In fact, under the terms of the bill, anyone who voices support for armed resistance to any state or occupation, however repressive or illegitimate, will be committing a criminal offence carrying a seven-year prison sentence - so long as members of the public might reasonably regard it as direct or indirect encouragement. Terrorism is not defined in the bill as, say, indiscriminate attacks on civilians, let alone an assault on civilian targets by states - but as any politically motivated violence against people, property or electronic systems anywhere in the world. This is not only an assault on freedom of speech and debate about the most contentious subject in global politics. It also makes a criminal offence out of a belief shared by almost every society, religion or philosophy throughout history: namely, that people have the right to take up arms against tyranny and foreign occupation. Clarke made clear on Tuesday that this was exactly his intention. He could not, he said, think of any situation in the world where "violence would be justified to bring about change".

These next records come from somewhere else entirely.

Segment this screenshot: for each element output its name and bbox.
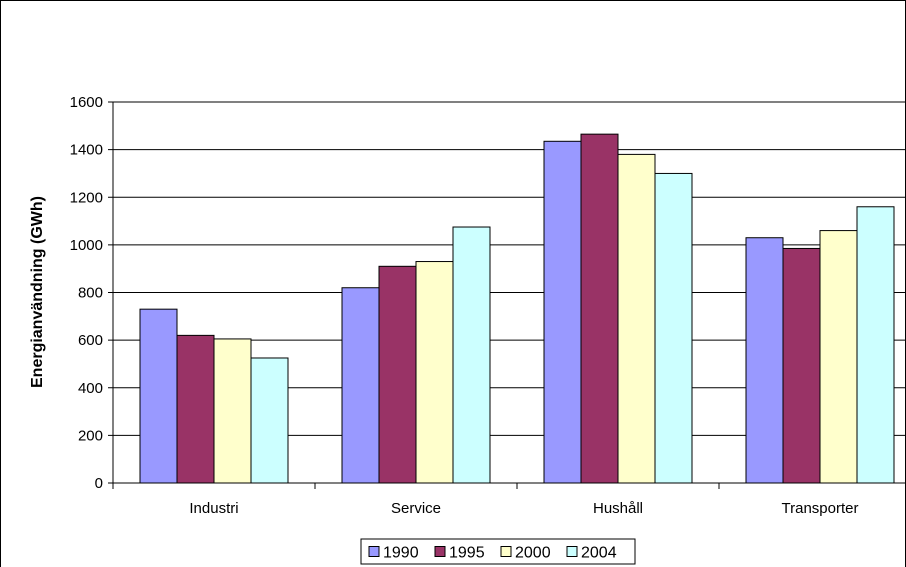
legend-label: 2004 <box>581 545 617 562</box>
bar-2000-transporter <box>819 230 858 484</box>
bar-1995-hushåll <box>580 133 619 484</box>
legend-swatch <box>566 546 578 557</box>
x-category-label: Hushåll <box>593 500 643 517</box>
y-tick-label: 400 <box>78 380 103 397</box>
legend-swatch <box>368 546 380 557</box>
bar-2004-hushåll <box>654 172 693 484</box>
bar-1995-transporter <box>782 247 821 484</box>
bar-1995-industri <box>176 334 215 484</box>
y-tick-label: 1400 <box>70 142 103 159</box>
y-tick-label: 0 <box>95 475 103 492</box>
bar-1990-hushåll <box>543 140 582 484</box>
bars <box>139 133 895 484</box>
legend-swatch <box>434 546 446 557</box>
bar-1990-service <box>341 287 380 484</box>
bar-2000-industri <box>213 338 252 484</box>
bar-1990-transporter <box>745 237 784 484</box>
y-tick-label: 1200 <box>70 189 103 206</box>
legend-label: 1990 <box>383 545 419 562</box>
x-category-label: Transporter <box>782 500 859 517</box>
legend: 1990 1995 2000 2004 <box>360 538 636 565</box>
y-tick-label: 600 <box>78 332 103 349</box>
bar-2000-hushåll <box>617 153 656 484</box>
axes <box>108 101 906 489</box>
y-tick-label: 1000 <box>70 237 103 254</box>
bar-2004-transporter <box>856 206 895 484</box>
legend-box <box>360 538 636 565</box>
bar-2004-industri <box>250 357 289 484</box>
bar-2004-service <box>452 226 491 484</box>
bar-1995-service <box>378 265 417 484</box>
y-tick-label: 200 <box>78 427 103 444</box>
x-category-label: Industri <box>189 500 238 517</box>
y-tick-label: 1600 <box>70 94 103 111</box>
bar-1990-industri <box>139 308 178 484</box>
bar-2000-service <box>415 261 454 484</box>
y-tick-labels: 0 200 400 600 800 1000 1200 1400 1600 <box>70 94 103 492</box>
legend-swatch <box>500 546 512 557</box>
y-axis-title: Energianvändning (GWh) <box>29 196 46 388</box>
x-category-labels: Industri Service Hushåll Transporter <box>189 500 858 517</box>
x-category-label: Service <box>391 500 441 517</box>
legend-label: 1995 <box>449 545 485 562</box>
legend-label: 2000 <box>515 545 551 562</box>
y-tick-label: 800 <box>78 285 103 302</box>
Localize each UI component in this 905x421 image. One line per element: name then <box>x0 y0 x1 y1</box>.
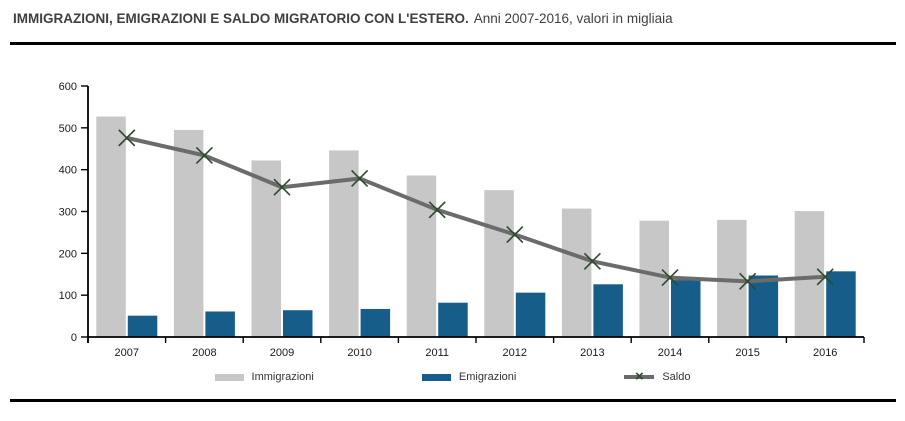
saldo-marker-2015 <box>739 272 757 290</box>
saldo-marker-2012 <box>506 225 524 244</box>
x-axis-label-2011: 2011 <box>425 347 449 359</box>
chart-header: IMMIGRAZIONI, EMIGRAZIONI E SALDO MIGRAT… <box>13 11 892 26</box>
legend-label-immigrazioni: Immigrazioni <box>251 371 314 383</box>
saldo-marker-2013 <box>583 252 601 270</box>
legend-item-immigrazioni: Immigrazioni <box>214 371 314 383</box>
bar-immigrazioni-2009 <box>251 160 281 337</box>
y-axis-label-400: 400 <box>59 165 77 177</box>
bar-emigrazioni-2014 <box>671 280 701 337</box>
saldo-marker-2008 <box>195 146 213 165</box>
saldo-marker-2007 <box>118 129 136 147</box>
bar-immigrazioni-2007 <box>96 116 126 337</box>
chart-title: IMMIGRAZIONI, EMIGRAZIONI E SALDO MIGRAT… <box>13 11 469 26</box>
legend-item-emigrazioni: Emigrazioni <box>421 371 517 383</box>
y-axis-label-200: 200 <box>59 248 77 260</box>
x-axis-label-2007: 2007 <box>115 347 139 359</box>
bar-immigrazioni-2012 <box>484 190 514 337</box>
saldo-line <box>126 135 826 284</box>
immigrazioni-swatch-icon <box>214 373 244 381</box>
x-axis-label-2015: 2015 <box>735 347 759 359</box>
bar-emigrazioni-2011 <box>438 302 468 337</box>
x-axis-label-2010: 2010 <box>347 347 371 359</box>
bar-emigrazioni-2007 <box>127 315 158 337</box>
migration-chart: 0 100 200 300 400 500 600 2007 2008 2009 2010 2011 2… <box>59 81 865 359</box>
x-axis-label-2012: 2012 <box>503 347 527 359</box>
saldo-marker-2010 <box>351 169 369 188</box>
bar-emigrazioni-2010 <box>360 308 391 337</box>
saldo-marker-2014 <box>661 269 679 287</box>
legend-label-saldo: Saldo <box>662 371 691 383</box>
x-axis-label-2008: 2008 <box>192 347 216 359</box>
bar-immigrazioni-2016 <box>794 211 825 337</box>
x-axis-label-2009: 2009 <box>270 347 294 359</box>
bar-emigrazioni-2013 <box>593 284 623 337</box>
bar-immigrazioni-2013 <box>561 208 592 337</box>
saldo-marker-2011 <box>428 201 446 219</box>
x-axis-label-2016: 2016 <box>813 347 837 359</box>
saldo-marker-2009 <box>273 178 291 196</box>
bar-emigrazioni-2008 <box>205 311 235 337</box>
bar-emigrazioni-2012 <box>515 292 546 337</box>
bar-emigrazioni-2009 <box>283 310 313 337</box>
chart-legend: Immigrazioni Emigrazioni Saldo <box>0 370 905 384</box>
x-axis-label-2014: 2014 <box>658 347 682 359</box>
y-axis-label-300: 300 <box>59 207 77 219</box>
y-axis-label-600: 600 <box>59 81 77 93</box>
top-divider <box>10 42 896 45</box>
bottom-divider <box>10 399 896 402</box>
saldo-line-marker-icon <box>624 370 655 384</box>
y-axis-label-100: 100 <box>59 290 77 302</box>
y-axis-label-0: 0 <box>71 332 77 344</box>
bar-emigrazioni-2015 <box>748 275 779 337</box>
emigrazioni-swatch-icon <box>421 373 451 381</box>
x-axis-label-2013: 2013 <box>580 347 604 359</box>
legend-label-emigrazioni: Emigrazioni <box>458 371 517 383</box>
bar-immigrazioni-2008 <box>173 129 204 337</box>
saldo-marker-2016 <box>816 268 834 286</box>
y-axis-label-500: 500 <box>59 123 77 135</box>
legend-item-saldo: Saldo <box>624 370 690 384</box>
bar-immigrazioni-2014 <box>639 220 669 337</box>
chart-subtitle: Anni 2007-2016, valori in migliaia <box>473 11 673 26</box>
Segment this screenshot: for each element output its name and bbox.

In other words, it's possible you could be prosecuted for urging the people of Zimbabwe to rise up against Robert Mugabe by using violence against the violence of the young mobs of Zanu PF thugs. You could be imprisoned for supporting Palestinian attacks on IDF soldiers in the West Bank. Presumably if this law had been around in the 80s you would have been thrown in jail for expressing support for the Contras in Nicaragua, who were bank-rolled by the Reagan administration through sales of arms to Iran, let alone the support of muhjahedin fighters against the Soviet occupation of Afghanistan. Except, of course, it wouldn't. Fighters and groups supported by the West will undoubtedly be exempt, as well as popular campaigns such as those against the military government in Burma. No, this has been drafted so that unpopular insurgencies, or ones which Britain does not like, cannot be supported. Israel has been apoplectic that Britain even held talks with Hamas before, even though the group is banned in the UK. This will no doubt go some way to appeasing them.

Back to the 3 months detention without charge, and Blair continues to become even more manic and seemingly deranged. His claim that the reasons behind the need for detention for 3 months are "compelling" is at odds with nearly everyone except the police and the most belligerent tabloids. If anything, the need for police to hold suspects for 3 months shows how incompetent and resource-deprived they are. Yes, decrypting computer hard drives, scanning CCTV and collecting other evidence takes time. However, it does not and should not take up to 3 months. That is a ridiculous timescale. At the very most, the evidence needed for a case should be able to be collated within a month. Those who would be arrested suspected of involvement in terrorism to start with are already likely to have been monitored by the police, Special Branch or MI5, meaning that they must already have something of a case against them. Then again, of 895 arrested under the Terrorism Act 2000 in the last five years, 500 have been released without charge, and of the rest less than 30 have been charged with terrorist offences. 3 month detentions will rightly remind people of internment in Northern Ireland - ending in hunger strikes and deaths. Why could suspects not be released on bail, but monitored and/or made to report to the station every day? The Liberal Democrat proposal that suspects could be charged on some other misdemanour then remanded in custody while the other evidence is collected is also worth investigating.

Writing the above pains me. I signed a petition at the beginning of the year calling for no more new terror laws. While I still feel the same way, and that the terrorist threat has been vastly exaggerated, there is now no way to stop more anti-terrorist legislation being passed. After all, according to Blair, the "rules of the game are changing". It now comes down to opposing the measures which must not become law, and the above should be opposed vigorously. As it stands, it seems unlikely the bill will be stopped in the Commons, although it may run into trouble in the Lords. If this then comes before the courts, we can only hope that a sensible judge will do the right thing, and not be cowed by an ever more repellent tabloid press, and a government which is getting more craven and egregious by the day.